After numerous injuries on the track, a move to a job on the starting gate with its own inherent dangers might come as a surprise to some. “Being a rider for so long, you kind of need that adrenaline,” he said. “It’s a different adrenaline, but when a horse is acting up in there and you have nowhere to go – it still gets your heart pumping. I’m kind of looking for that rush. I’ve been on the gate for about a week in the mornings and I helped out behind the gate (Saturday) afternoon and I’ll help out again (Sunday). I’ll work (in the gate) Thursday and Friday.”
While weight was never a problem for Meier, he still had to watch what he ate when he was riding. Now ‘Blue’ and the guys on the gate are trying to fatten him up. “Before it was watch the weight to keep it down and now it’s bulk up because you have to be able to wrestle these horses (when they act up),” he said. “So it’s from one extreme to the other. Now it’s eat as much as you can and put muscle on. I’ve been trying to put weight on and I’m still only 123 pounds and can’t over that.”
Unlike his father whose career was ended by an injury in late 2009, Brandon was able to walk away on his own terms. “I’ve been lucky enough to come back from all my injuries. I’m also lucky enough to say, ‘Hey, it’s not my time to ride and I’m going to find something else.’”
Meier’s career numbers as a jockey saw him win 269 races from 2,520 mounts. When asked about his favorite moments in the saddle he said, “That first win on Houseboat getting all busted up is one I will never forget. That whole first summer was just a hell of a summer for me, but Helicopter was probably the best horse for me. We just had a ton of fun together.
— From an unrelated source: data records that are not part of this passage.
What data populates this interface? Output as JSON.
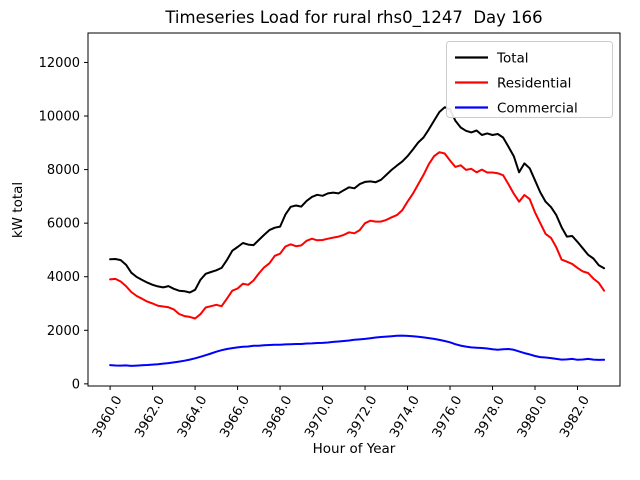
{
  "title": "Timeseries Load for rural rhs0_1247  Day 166",
  "chart_data": {
    "type": "line",
    "title": "Timeseries Load for rural rhs0_1247  Day 166",
    "xlabel": "Hour of Year",
    "ylabel": "kW total",
    "legend_position": "upper right",
    "grid": false,
    "xlim": [
      3958.96,
      3984.0
    ],
    "ylim": [
      -80,
      13100
    ],
    "x_ticks": [
      "3960.0",
      "3962.0",
      "3964.0",
      "3966.0",
      "3968.0",
      "3970.0",
      "3972.0",
      "3974.0",
      "3976.0",
      "3978.0",
      "3980.0",
      "3982.0"
    ],
    "y_ticks": [
      "0",
      "2000",
      "4000",
      "6000",
      "8000",
      "10000",
      "12000"
    ],
    "x_start": 3960.0,
    "x_step": 0.25,
    "series": [
      {
        "name": "Total",
        "color": "#000000",
        "line_width": 2,
        "values": [
          4650,
          4660,
          4620,
          4450,
          4150,
          3990,
          3880,
          3780,
          3700,
          3640,
          3600,
          3650,
          3550,
          3480,
          3460,
          3410,
          3510,
          3880,
          4110,
          4175,
          4240,
          4330,
          4620,
          4970,
          5110,
          5260,
          5200,
          5180,
          5370,
          5560,
          5740,
          5830,
          5870,
          6320,
          6610,
          6660,
          6620,
          6830,
          6980,
          7060,
          7020,
          7110,
          7140,
          7110,
          7230,
          7340,
          7300,
          7460,
          7540,
          7560,
          7530,
          7620,
          7800,
          7990,
          8150,
          8300,
          8500,
          8750,
          9010,
          9200,
          9500,
          9830,
          10150,
          10330,
          10250,
          9830,
          9570,
          9450,
          9390,
          9460,
          9290,
          9350,
          9290,
          9330,
          9200,
          8850,
          8500,
          7900,
          8230,
          8050,
          7600,
          7150,
          6800,
          6600,
          6300,
          5850,
          5500,
          5520,
          5300,
          5060,
          4820,
          4680,
          4430,
          4320
        ]
      },
      {
        "name": "Residential",
        "color": "#ff0000",
        "line_width": 2,
        "values": [
          3900,
          3920,
          3820,
          3650,
          3430,
          3280,
          3180,
          3070,
          3000,
          2920,
          2890,
          2860,
          2780,
          2610,
          2530,
          2500,
          2440,
          2600,
          2850,
          2900,
          2950,
          2900,
          3180,
          3480,
          3560,
          3740,
          3700,
          3860,
          4120,
          4350,
          4500,
          4780,
          4860,
          5130,
          5210,
          5140,
          5170,
          5340,
          5420,
          5360,
          5370,
          5420,
          5460,
          5500,
          5560,
          5660,
          5620,
          5740,
          6000,
          6090,
          6060,
          6060,
          6120,
          6220,
          6300,
          6480,
          6800,
          7100,
          7450,
          7800,
          8200,
          8500,
          8650,
          8600,
          8340,
          8100,
          8160,
          7990,
          8030,
          7900,
          8000,
          7890,
          7890,
          7860,
          7790,
          7450,
          7100,
          6800,
          7050,
          6900,
          6400,
          6000,
          5600,
          5450,
          5100,
          4640,
          4560,
          4480,
          4330,
          4200,
          4140,
          3930,
          3770,
          3480
        ]
      },
      {
        "name": "Commercial",
        "color": "#0000ff",
        "line_width": 2,
        "values": [
          700,
          685,
          680,
          690,
          670,
          680,
          695,
          705,
          720,
          735,
          755,
          775,
          800,
          830,
          865,
          905,
          955,
          1010,
          1070,
          1135,
          1200,
          1255,
          1300,
          1335,
          1360,
          1385,
          1395,
          1420,
          1425,
          1445,
          1450,
          1460,
          1460,
          1475,
          1480,
          1490,
          1490,
          1505,
          1510,
          1525,
          1530,
          1545,
          1565,
          1580,
          1600,
          1620,
          1645,
          1660,
          1680,
          1705,
          1730,
          1750,
          1765,
          1780,
          1795,
          1800,
          1790,
          1775,
          1760,
          1735,
          1710,
          1680,
          1640,
          1600,
          1550,
          1480,
          1430,
          1390,
          1360,
          1350,
          1340,
          1320,
          1290,
          1270,
          1290,
          1300,
          1270,
          1210,
          1150,
          1100,
          1040,
          1000,
          985,
          960,
          930,
          905,
          915,
          930,
          900,
          910,
          930,
          905,
          895,
          900
        ]
      }
    ]
  }
}
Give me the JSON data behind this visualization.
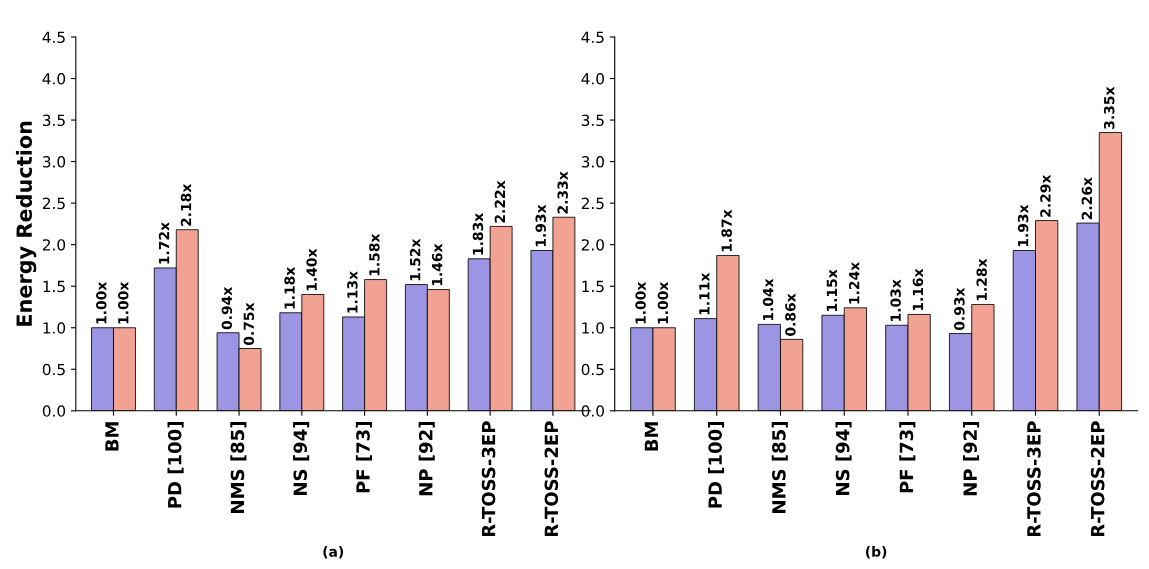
{
  "chart_data": [
    {
      "type": "bar",
      "ylabel": "Energy Reduction",
      "xlabel": "(a)",
      "categories": [
        "BM",
        "PD [100]",
        "NMS [85]",
        "NS [94]",
        "PF [73]",
        "NP [92]",
        "R-TOSS-3EP",
        "R-TOSS-2EP"
      ],
      "ylim": [
        0,
        4.5
      ],
      "yticks": [
        {
          "value": 0,
          "label": "0.0"
        },
        {
          "value": 0.5,
          "label": "0.5"
        },
        {
          "value": 1,
          "label": "1.0"
        },
        {
          "value": 1.5,
          "label": "1.5"
        },
        {
          "value": 2,
          "label": "2.0"
        },
        {
          "value": 2.5,
          "label": "2.5"
        },
        {
          "value": 3,
          "label": "3.0"
        },
        {
          "value": 3.5,
          "label": "3.5"
        },
        {
          "value": 4,
          "label": "4.0"
        },
        {
          "value": 4.5,
          "label": "4.5"
        }
      ],
      "grid": false,
      "series": [
        {
          "color": "#9b95e3",
          "values": [
            1.0,
            1.72,
            0.94,
            1.18,
            1.13,
            1.52,
            1.83,
            1.93
          ],
          "value_labels": [
            "1.00x",
            "1.72x",
            "0.94x",
            "1.18x",
            "1.13x",
            "1.52x",
            "1.83x",
            "1.93x"
          ]
        },
        {
          "color": "#f2a292",
          "values": [
            1.0,
            2.18,
            0.75,
            1.4,
            1.58,
            1.46,
            2.22,
            2.33
          ],
          "value_labels": [
            "1.00x",
            "2.18x",
            "0.75x",
            "1.40x",
            "1.58x",
            "1.46x",
            "2.22x",
            "2.33x"
          ]
        }
      ]
    },
    {
      "type": "bar",
      "xlabel": "(b)",
      "categories": [
        "BM",
        "PD [100]",
        "NMS [85]",
        "NS [94]",
        "PF [73]",
        "NP [92]",
        "R-TOSS-3EP",
        "R-TOSS-2EP"
      ],
      "ylim": [
        0,
        4.5
      ],
      "yticks": [
        {
          "value": 0,
          "label": "0.0"
        },
        {
          "value": 0.5,
          "label": "0.5"
        },
        {
          "value": 1,
          "label": "1.0"
        },
        {
          "value": 1.5,
          "label": "1.5"
        },
        {
          "value": 2,
          "label": "2.0"
        },
        {
          "value": 2.5,
          "label": "2.5"
        },
        {
          "value": 3,
          "label": "3.0"
        },
        {
          "value": 3.5,
          "label": "3.5"
        },
        {
          "value": 4,
          "label": "4.0"
        },
        {
          "value": 4.5,
          "label": "4.5"
        }
      ],
      "grid": false,
      "series": [
        {
          "color": "#9b95e3",
          "values": [
            1.0,
            1.11,
            1.04,
            1.15,
            1.03,
            0.93,
            1.93,
            2.26
          ],
          "value_labels": [
            "1.00x",
            "1.11x",
            "1.04x",
            "1.15x",
            "1.03x",
            "0.93x",
            "1.93x",
            "2.26x"
          ]
        },
        {
          "color": "#f2a292",
          "values": [
            1.0,
            1.87,
            0.86,
            1.24,
            1.16,
            1.28,
            2.29,
            3.35
          ],
          "value_labels": [
            "1.00x",
            "1.87x",
            "0.86x",
            "1.24x",
            "1.16x",
            "1.28x",
            "2.29x",
            "3.35x"
          ]
        }
      ]
    }
  ]
}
I love that horse. I won on him from seven (furlongs) to 2¼ (miles). I got to travel all around this country and Canada with him. We set a bunch of track records together. I ended up winning 18 on him. I won on the lead on him one time at Hawthorne (which he never did) and I also won from far out of it. He was a neat horse and I always liked getting on him. That was the best time of my career.”
When it comes to dealing with jockeys, one has learned never to use the word retirement and Meier has certainly not ruled out a return to race-riding. “For the time being, this is the right move for me,’ he said. “You never know in the future. I don’t look it as retiring. I look at it as trying something new and seeing how it goes. Look at Gary Stevens, he did the TV thing and he’s back. Look at Mark Guidry, he was training and now he’s back. So you never know.”